Ciro reconheceu que tem interesse "explícito" em formar uma aliança com o PSB, seu antigo partido, de onde saiu por discordar do desembarque da legenda do governo da então presidente Dilma Rousseff e da candidatura presidencial do ex-governador de Pernambuco Eduardo Campos.
Segundo ele, os socialistas ainda não definiram o caminho que irão seguir na disputa presidencial, mas o autorizaram a "trabalhar por baixo", junto às bases, para conseguir o apoio da legenda.
O pré-candidato do PDT disse que também irá buscar o apoio de partidos que não fecharem alianças com candidatos à Presidência de centro-direita.
"Se eu me viabilizo por mim mesmo, você tem todo um conjunto de possibilidades, inclusive mais ao centro com partidos que não cabem no entulhado campo da centro-direita, porque não tem duas vices. Não vai caber PSD, PTB, PP, PR e PRB, cinco partidos de centro-direita não cabem. Um, dois, três, mas o quarto e o quinto já vão se sentir subvalorizados, e eu estou ali na espreita de boca aberta", disse.
Na avaliação de Ciro, o governador de São Paulo, Geraldo Alckmin, será o principal concorrente do outro campo do espectro político, mas tem no PSDB uma "bigorna" a segurá-lo por problemas do passado, como "privatizações escandalosas", e do presente, como as denúncias contra o senador Aécio Neves (MG).

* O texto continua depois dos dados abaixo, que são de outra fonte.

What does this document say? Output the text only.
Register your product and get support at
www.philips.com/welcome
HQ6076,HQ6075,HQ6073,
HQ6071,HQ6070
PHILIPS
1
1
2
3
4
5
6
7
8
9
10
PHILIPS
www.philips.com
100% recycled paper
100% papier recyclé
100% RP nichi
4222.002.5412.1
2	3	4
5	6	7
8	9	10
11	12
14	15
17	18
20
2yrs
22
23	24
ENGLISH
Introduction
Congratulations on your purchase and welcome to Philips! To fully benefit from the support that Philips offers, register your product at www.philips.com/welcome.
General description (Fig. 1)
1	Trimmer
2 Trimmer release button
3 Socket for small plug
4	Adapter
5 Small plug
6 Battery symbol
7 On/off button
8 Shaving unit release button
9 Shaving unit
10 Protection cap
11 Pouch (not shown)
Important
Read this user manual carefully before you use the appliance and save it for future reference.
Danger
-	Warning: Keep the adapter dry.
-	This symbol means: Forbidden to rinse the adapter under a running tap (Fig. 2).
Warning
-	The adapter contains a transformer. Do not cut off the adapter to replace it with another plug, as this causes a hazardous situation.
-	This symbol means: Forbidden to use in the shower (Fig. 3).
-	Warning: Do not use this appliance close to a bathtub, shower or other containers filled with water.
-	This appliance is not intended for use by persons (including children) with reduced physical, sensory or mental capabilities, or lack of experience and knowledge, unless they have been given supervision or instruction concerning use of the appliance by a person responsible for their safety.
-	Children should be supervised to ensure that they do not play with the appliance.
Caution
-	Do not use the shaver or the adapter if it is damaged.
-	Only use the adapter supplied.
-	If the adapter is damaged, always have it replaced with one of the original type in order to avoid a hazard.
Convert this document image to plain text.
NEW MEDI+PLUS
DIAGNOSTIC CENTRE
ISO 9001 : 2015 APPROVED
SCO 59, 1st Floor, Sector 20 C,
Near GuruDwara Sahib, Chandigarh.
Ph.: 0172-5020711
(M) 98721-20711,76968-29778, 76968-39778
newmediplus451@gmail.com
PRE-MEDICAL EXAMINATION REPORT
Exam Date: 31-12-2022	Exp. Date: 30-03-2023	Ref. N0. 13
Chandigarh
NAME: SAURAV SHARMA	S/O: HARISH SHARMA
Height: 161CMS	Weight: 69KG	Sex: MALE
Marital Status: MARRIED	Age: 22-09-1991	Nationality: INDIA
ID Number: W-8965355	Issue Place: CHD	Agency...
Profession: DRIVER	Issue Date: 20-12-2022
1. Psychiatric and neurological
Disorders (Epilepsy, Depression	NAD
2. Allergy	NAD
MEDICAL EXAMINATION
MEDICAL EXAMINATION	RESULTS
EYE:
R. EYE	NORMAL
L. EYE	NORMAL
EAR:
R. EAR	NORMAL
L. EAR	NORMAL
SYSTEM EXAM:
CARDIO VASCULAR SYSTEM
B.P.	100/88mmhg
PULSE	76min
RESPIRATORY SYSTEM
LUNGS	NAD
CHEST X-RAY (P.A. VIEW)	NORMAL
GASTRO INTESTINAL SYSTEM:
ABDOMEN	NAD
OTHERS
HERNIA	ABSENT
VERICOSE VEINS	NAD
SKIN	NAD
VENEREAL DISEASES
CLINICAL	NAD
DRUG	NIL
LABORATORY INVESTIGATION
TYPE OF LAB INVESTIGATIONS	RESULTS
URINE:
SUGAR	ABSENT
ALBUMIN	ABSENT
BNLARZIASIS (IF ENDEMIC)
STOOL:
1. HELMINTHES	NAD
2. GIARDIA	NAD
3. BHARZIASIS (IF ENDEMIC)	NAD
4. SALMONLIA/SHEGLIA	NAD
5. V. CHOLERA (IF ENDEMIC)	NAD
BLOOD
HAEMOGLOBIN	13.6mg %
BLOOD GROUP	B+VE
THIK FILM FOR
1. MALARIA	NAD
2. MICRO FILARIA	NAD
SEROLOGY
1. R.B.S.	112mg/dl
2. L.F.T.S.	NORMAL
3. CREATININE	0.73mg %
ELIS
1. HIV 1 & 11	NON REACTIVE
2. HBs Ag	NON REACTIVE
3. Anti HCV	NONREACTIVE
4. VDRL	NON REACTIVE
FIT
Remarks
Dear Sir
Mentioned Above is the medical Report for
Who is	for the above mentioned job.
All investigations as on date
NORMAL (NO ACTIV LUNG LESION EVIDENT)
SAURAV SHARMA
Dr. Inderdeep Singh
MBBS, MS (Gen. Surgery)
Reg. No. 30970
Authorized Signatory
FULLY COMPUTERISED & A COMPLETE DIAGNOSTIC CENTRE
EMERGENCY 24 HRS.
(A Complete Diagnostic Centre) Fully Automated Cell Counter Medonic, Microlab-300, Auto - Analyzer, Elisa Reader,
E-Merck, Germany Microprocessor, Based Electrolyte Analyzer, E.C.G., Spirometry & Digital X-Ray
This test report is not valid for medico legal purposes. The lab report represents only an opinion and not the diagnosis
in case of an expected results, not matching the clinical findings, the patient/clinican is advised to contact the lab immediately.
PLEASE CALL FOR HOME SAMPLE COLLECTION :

Para o candidato do PDT, o melhor cenário seria enfrentar no segundo turno o deputado Jair Bolsonaro (PSL), apesar de ele ser o atual líder das pesquisas nos cenários sem Lula.
"Será possível que o mundo empresarial brasileiro vai votar no Bolsonaro? Só com medo do capiroto?", disse.
"Eu sonho, rezo, acendo uma vela diariamente para ser um segundo turno contra o Bolsonaro. Menos porque considero mais simples de ganhar, não estou dizendo que é simples, mas mais simples. Mas porque me permite adiantar os acordos reunindo todo Brasil civilizado de um lado só, com o espantalho de uma direita que está propondo campo de concentração para refugiado venezuelano e armar a população para transformar as ruas do Brasil em um faroeste do outro."